Firewall rules required for Windows/Linux connectors to Cisco Secure Endpoint Public Cloud

TNSC2021 · ‎07-12-2021

Cisco have published an article regarding firewall rules: Required Server Addresses for Proper Cisco Secure Endpoint & Malware Analytics Operations - Cisco

What is unclear is where to allow the firewall rules from in the component architecture.

I have configured the source as the AMP update servers, but our server fleet is still not appearing in the portal.

Does anyone know which firewall rules in that article are needed from the Windows/Linux connectors?

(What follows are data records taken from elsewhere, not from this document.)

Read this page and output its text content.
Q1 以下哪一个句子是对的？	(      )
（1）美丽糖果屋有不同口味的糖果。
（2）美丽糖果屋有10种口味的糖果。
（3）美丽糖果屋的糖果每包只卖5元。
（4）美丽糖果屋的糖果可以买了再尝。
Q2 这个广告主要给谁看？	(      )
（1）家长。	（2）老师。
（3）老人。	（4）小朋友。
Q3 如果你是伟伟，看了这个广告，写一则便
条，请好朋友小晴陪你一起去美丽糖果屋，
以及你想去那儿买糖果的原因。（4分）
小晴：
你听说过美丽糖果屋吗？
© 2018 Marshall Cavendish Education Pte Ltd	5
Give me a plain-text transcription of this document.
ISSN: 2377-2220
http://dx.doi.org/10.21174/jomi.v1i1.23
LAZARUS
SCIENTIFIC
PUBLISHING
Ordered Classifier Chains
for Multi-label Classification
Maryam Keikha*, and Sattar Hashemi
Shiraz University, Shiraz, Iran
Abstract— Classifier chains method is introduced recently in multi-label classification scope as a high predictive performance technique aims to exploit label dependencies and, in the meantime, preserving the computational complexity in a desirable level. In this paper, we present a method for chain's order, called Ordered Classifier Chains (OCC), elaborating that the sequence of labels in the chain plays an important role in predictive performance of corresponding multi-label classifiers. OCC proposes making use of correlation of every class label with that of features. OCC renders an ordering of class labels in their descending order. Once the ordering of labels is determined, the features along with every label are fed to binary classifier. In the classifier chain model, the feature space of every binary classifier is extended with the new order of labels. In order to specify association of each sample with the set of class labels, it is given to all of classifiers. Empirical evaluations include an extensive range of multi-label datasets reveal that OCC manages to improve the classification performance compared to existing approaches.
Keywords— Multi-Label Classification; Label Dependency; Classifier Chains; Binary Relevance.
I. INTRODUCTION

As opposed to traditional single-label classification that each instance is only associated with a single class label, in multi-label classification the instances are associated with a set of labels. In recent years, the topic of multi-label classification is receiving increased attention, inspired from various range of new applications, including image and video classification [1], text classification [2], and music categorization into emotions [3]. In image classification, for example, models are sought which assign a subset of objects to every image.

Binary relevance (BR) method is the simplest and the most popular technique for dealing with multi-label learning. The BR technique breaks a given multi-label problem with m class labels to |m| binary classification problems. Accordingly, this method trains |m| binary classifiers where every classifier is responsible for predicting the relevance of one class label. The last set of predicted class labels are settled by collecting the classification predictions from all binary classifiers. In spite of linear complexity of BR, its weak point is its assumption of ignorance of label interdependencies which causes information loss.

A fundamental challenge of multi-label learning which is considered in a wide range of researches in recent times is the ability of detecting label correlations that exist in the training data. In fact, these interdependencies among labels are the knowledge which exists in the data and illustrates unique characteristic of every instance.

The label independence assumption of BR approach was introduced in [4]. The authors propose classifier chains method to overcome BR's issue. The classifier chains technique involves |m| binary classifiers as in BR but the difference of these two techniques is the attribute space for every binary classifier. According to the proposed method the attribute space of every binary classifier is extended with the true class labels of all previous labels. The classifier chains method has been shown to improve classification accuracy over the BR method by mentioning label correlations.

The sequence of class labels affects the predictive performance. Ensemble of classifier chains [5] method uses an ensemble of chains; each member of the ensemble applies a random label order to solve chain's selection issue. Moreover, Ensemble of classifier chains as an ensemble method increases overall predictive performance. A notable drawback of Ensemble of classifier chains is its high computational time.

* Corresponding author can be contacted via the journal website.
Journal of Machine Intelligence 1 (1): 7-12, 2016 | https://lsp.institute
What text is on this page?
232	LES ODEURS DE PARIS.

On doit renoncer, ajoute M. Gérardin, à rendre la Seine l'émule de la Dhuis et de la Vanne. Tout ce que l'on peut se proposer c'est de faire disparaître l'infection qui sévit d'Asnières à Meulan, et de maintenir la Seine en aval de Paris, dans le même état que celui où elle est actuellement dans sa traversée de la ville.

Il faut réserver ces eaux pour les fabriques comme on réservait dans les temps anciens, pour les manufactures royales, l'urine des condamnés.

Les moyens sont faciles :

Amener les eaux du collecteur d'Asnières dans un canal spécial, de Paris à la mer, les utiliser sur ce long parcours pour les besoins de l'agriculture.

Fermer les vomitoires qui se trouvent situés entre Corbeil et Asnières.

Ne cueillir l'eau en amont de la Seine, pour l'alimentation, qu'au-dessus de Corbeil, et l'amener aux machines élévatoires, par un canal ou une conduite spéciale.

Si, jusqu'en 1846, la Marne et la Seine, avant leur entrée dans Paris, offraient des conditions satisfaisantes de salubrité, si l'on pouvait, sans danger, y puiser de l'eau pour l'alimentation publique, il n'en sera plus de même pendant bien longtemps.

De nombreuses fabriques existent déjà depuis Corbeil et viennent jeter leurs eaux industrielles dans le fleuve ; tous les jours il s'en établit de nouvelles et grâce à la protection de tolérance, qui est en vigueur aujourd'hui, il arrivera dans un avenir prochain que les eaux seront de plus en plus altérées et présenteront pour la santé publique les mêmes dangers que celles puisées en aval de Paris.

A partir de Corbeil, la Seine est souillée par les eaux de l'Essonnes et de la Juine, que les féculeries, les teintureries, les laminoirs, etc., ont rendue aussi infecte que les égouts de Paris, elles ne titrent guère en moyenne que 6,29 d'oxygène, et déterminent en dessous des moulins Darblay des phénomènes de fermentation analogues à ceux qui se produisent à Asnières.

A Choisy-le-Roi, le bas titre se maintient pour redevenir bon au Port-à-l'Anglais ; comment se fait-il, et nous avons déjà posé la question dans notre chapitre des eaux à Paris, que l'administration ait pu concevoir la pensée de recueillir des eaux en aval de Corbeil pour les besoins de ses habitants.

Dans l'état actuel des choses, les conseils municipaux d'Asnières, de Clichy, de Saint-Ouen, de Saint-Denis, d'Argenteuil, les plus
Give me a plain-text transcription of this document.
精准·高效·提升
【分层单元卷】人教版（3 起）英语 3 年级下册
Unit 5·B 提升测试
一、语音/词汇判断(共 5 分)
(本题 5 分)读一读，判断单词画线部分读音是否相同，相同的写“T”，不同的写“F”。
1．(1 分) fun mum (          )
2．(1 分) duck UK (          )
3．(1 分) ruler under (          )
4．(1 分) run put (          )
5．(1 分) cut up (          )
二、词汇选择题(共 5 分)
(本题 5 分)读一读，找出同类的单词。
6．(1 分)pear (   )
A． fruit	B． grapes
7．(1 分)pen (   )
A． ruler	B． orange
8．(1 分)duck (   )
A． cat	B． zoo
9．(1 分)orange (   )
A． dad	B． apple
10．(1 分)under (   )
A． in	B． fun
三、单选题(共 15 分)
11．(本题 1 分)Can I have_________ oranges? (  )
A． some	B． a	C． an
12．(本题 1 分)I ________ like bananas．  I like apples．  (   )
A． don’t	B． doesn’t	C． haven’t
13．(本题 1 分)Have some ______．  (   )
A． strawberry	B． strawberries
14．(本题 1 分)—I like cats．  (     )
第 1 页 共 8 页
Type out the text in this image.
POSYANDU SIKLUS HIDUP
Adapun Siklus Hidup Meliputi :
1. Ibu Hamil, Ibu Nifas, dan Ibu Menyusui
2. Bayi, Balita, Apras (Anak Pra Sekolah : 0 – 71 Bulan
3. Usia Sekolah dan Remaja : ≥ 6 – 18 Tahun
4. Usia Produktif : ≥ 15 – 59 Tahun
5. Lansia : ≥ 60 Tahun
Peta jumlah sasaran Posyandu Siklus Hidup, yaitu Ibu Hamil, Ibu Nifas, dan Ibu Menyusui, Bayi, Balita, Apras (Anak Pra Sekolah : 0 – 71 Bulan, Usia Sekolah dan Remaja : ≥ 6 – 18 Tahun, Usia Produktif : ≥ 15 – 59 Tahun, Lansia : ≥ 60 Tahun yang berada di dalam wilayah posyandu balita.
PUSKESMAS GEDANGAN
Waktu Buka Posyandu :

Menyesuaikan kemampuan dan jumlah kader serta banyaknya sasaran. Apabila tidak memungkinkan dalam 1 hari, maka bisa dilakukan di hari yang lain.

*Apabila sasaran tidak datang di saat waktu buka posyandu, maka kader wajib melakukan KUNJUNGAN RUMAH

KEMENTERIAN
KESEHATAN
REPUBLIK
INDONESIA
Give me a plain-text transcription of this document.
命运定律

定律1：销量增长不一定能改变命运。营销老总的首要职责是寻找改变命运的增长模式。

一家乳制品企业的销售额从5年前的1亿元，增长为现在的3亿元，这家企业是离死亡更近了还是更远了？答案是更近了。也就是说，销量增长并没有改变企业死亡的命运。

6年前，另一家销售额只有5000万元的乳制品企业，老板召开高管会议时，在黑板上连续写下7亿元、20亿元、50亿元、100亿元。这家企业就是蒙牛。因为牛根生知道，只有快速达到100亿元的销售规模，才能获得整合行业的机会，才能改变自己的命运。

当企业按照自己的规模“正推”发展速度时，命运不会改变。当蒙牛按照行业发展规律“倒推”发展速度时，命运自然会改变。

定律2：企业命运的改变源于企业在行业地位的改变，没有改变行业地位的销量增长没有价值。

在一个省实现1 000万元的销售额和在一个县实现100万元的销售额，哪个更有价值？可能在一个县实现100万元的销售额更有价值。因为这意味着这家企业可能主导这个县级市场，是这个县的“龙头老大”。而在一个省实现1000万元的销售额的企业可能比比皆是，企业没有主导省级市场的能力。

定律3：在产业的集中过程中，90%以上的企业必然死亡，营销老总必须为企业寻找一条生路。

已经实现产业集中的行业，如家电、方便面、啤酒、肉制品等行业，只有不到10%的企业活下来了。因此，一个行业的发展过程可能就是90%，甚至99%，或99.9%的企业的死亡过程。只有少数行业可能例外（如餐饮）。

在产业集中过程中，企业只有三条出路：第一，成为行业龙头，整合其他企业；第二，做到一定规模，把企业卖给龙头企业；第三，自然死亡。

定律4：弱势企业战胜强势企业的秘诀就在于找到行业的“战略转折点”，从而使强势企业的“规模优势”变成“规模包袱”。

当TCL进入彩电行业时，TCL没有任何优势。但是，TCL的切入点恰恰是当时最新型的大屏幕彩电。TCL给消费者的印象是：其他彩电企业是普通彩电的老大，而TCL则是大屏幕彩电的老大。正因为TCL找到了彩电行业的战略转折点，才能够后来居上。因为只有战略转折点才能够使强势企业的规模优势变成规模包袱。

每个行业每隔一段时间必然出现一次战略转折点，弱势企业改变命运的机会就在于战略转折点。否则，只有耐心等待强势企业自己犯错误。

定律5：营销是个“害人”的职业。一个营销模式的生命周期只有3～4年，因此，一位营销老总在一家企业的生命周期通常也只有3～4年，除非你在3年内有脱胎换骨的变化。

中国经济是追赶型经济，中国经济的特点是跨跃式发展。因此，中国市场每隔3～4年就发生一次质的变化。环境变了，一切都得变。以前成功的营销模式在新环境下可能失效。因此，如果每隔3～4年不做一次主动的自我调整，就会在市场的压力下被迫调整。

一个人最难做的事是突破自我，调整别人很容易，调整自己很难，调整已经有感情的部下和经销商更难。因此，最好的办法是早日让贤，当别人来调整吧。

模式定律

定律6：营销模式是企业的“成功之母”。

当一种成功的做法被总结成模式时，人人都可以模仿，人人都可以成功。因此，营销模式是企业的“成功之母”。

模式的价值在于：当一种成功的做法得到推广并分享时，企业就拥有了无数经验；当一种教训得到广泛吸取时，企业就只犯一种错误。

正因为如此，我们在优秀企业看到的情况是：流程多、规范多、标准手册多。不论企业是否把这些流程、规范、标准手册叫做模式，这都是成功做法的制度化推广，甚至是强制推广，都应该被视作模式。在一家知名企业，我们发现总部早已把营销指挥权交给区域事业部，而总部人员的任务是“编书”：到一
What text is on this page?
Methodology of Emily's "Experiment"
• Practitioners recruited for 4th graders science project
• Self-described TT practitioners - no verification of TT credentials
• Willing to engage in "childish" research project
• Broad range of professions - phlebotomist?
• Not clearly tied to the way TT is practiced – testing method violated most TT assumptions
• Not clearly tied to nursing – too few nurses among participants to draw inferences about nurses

Any guidance much appreciated. Thanks.

Troja007 · ‎07-13-2021

Hello @TNSC2021,
the document on cisco.com includes all hosts needed for the endpoint. You may do a connectivity check on the servers to figure out which communication does not work. This is for windows, just checking Linux... hold on..

Writing the Log file:

Using the help to specific tests:

Greetings,
Thorsten

Troja007 · ‎07-13-2021

Hello @TNSC2021,
can you please check if there are any errors in the log under /var/log/cisco/ampdaemon.log?
Or, as outline above, you may use a Windows System in the same network to check with the connectivity tool.

Greetings,
Thorsten

TNSC2021 · ‎07-14-2021

Thanks for your advice.

I enabled RFC1918 to all the destinations listed and everything works.

It would be good if the documentation included the sources e.g. Update Server, versus connector.

That would allow me to narrow down the firewall rules a bit.